Dani beat me to the answer, but one other idea is that you could have a messaging system where the call back function dispatch the results to all or some of the instances of your class. If there isn't a clean way to figure out which instance is supposed to get the results, then just let the ones that don't need it ignore the results.
Of course this has the problem of performance if you have a lot of instances, and you have to iterate through the entire list.
The problem the way I see it is that because your method is not static, you can very easily end up having an internal state in a function that isn't supposed to have one, which, because there's a single instance on the top of the file, can be carried over between invocations, which is a -really- bad thing (tm). At the very least, as Dani suggested above, whatever methods you're calling from inside your C callback would have to be static so that you guarantee no residual state is left from an invocation of your callback.

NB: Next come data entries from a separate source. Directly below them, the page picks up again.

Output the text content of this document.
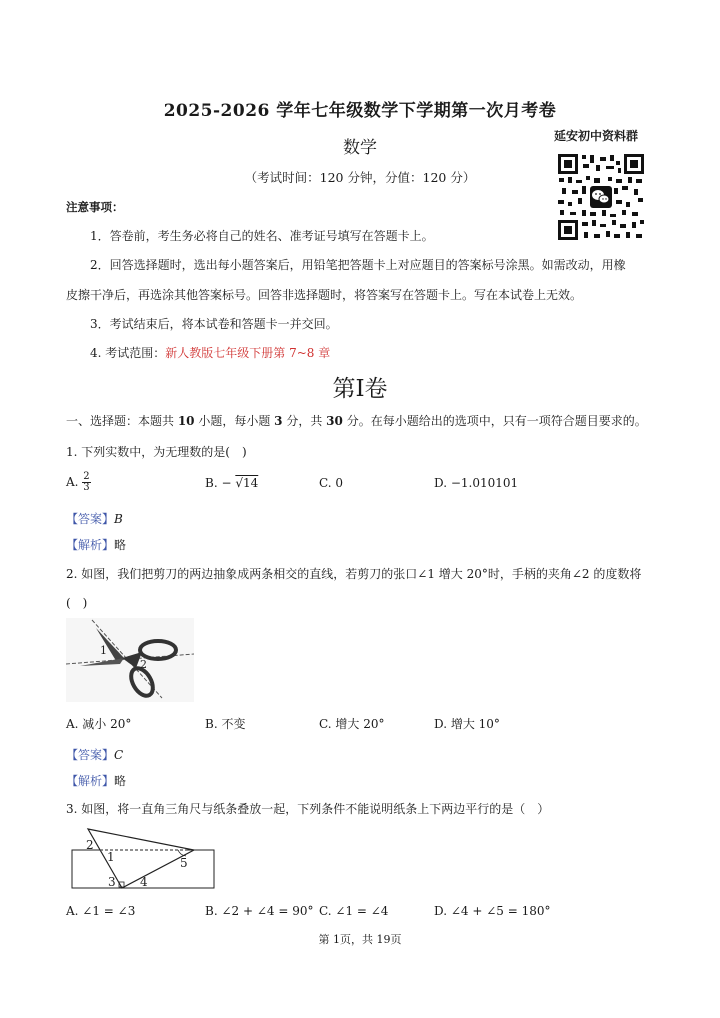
2025-2026 学年七年级数学下学期第一次月考卷
数学
延安初中资料群
（考试时间：120 分钟，分值：120 分）
注意事项：
1．答卷前，考生务必将自己的姓名、准考证号填写在答题卡上。
2．回答选择题时，选出每小题答案后，用铅笔把答题卡上对应题目的答案标号涂黑。如需改动，用橡
皮擦干净后，再选涂其他答案标号。回答非选择题时，将答案写在答题卡上。写在本试卷上无效。
3．考试结束后，将本试卷和答题卡一并交回。
4. 考试范围：新人教版七年级下册第 7~8 章
第Ⅰ卷
一、选择题：本题共 10 小题，每小题 3 分，共 30 分。在每小题给出的选项中，只有一项符合题目要求的。
1. 下列实数中，为无理数的是(　)
A. $\frac{2}{3}$	B. − √14	C. 0	D. −1.010101
【答案】B
【解析】略
2. 如图，我们把剪刀的两边抽象成两条相交的直线，若剪刀的张口∠1 增大 20°时，手柄的夹角∠2 的度数将
(　)
1
2
A. 减小 20°	B. 不变	C. 增大 20°	D. 增大 10°
【答案】C
【解析】略
3. 如图，将一直角三角尺与纸条叠放一起，下列条件不能说明纸条上下两边平行的是（　）
2
1
3 4
5
A. ∠1 = ∠3	B. ∠2 + ∠4 = 90° C. ∠1 = ∠4	D. ∠4 + ∠5 = 180°
第 1页，共 19页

The above assumes you have static LibrarySupportClass* _inst_ptr declared at the very top. As an alternative, consider having a factory function which will create working copies of your LibrarySupportClass on demand from a pool. These copies can then return to the pool after you're done with them and be recycled, so that you don't go around creating an instance every time you need that functionality.

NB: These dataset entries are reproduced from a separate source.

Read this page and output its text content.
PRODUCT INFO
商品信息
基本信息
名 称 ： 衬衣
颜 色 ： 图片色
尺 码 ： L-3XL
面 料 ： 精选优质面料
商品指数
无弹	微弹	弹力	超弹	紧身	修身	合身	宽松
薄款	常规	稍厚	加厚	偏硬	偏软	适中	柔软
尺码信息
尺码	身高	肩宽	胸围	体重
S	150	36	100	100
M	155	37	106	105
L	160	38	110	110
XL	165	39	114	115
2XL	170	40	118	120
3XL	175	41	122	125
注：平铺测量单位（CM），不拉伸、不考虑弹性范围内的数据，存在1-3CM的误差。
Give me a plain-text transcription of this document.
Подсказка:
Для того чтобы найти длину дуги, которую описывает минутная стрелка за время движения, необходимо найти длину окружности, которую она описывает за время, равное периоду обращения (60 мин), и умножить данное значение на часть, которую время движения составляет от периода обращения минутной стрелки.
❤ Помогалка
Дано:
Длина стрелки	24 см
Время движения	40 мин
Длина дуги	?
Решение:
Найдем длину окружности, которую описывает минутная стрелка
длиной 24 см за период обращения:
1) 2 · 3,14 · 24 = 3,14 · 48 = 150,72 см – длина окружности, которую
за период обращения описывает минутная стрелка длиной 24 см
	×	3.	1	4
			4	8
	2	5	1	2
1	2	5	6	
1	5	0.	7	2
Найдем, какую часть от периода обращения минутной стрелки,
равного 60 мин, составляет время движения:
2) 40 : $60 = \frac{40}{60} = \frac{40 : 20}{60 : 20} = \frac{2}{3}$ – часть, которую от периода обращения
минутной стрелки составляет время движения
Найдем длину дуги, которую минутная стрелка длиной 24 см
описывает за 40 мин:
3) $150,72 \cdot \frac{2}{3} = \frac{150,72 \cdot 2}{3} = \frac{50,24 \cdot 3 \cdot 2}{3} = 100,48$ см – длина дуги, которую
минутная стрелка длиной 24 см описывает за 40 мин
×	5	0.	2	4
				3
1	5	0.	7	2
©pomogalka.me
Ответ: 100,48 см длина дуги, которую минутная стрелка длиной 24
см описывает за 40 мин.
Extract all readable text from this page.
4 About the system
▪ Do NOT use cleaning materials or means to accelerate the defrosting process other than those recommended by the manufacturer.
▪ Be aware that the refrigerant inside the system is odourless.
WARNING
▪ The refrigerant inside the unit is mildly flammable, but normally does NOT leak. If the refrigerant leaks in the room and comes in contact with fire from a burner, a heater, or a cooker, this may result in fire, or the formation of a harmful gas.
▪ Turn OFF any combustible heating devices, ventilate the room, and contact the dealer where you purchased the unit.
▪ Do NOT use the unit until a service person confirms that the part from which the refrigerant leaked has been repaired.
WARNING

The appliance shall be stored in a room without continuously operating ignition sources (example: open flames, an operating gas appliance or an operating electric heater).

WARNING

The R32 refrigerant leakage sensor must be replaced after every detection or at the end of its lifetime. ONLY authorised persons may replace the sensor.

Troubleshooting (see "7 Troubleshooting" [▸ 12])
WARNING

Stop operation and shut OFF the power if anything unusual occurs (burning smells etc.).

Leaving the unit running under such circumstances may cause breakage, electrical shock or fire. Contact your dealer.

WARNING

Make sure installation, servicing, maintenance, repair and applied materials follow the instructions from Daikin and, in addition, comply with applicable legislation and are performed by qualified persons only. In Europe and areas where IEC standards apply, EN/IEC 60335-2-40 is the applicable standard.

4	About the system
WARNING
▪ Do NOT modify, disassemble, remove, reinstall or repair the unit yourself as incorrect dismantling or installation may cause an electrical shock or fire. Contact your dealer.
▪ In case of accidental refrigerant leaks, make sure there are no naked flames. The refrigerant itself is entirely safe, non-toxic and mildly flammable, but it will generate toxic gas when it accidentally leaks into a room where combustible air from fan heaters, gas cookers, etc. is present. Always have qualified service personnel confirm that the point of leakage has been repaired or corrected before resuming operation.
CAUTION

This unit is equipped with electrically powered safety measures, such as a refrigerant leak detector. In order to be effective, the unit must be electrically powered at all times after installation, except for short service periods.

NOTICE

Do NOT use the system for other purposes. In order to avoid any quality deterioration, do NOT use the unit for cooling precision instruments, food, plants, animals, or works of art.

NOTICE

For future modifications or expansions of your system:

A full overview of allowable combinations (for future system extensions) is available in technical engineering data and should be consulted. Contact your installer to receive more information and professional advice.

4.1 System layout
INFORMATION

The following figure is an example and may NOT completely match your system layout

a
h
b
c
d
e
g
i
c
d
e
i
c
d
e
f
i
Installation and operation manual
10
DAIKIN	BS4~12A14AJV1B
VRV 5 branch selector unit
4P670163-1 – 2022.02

This way you can have your objects keep state during a single callback invocation, since there's going to be a clear point where your instance is released and gets a green light to be reused. You will also be in a much better position for a multi-threaded environment, in which case each thread gets its own LibrarySupportClass instance.
The problem I've run into is that because this is a C library, I'm required to provide a C-compatible callback of the form int (*)(int, int), but the library doesn't support an extra userdata pointer for these callbacks
Can you elaborate? Is choosing a callback type based on userdata a problem?
Could your callback choose an instance based on a and/or b? If so, then register your library support classes in a global/static map and then have callbackADispatch() look up the correct instance in the map.
Serializing access to the map with a mutex would be a reasonable way to make this thread-safe, but beware: if the library holds any locks when it invokes your callback, then you may have to do something more clever to avoid deadlocks, depending on your lock hierarchy.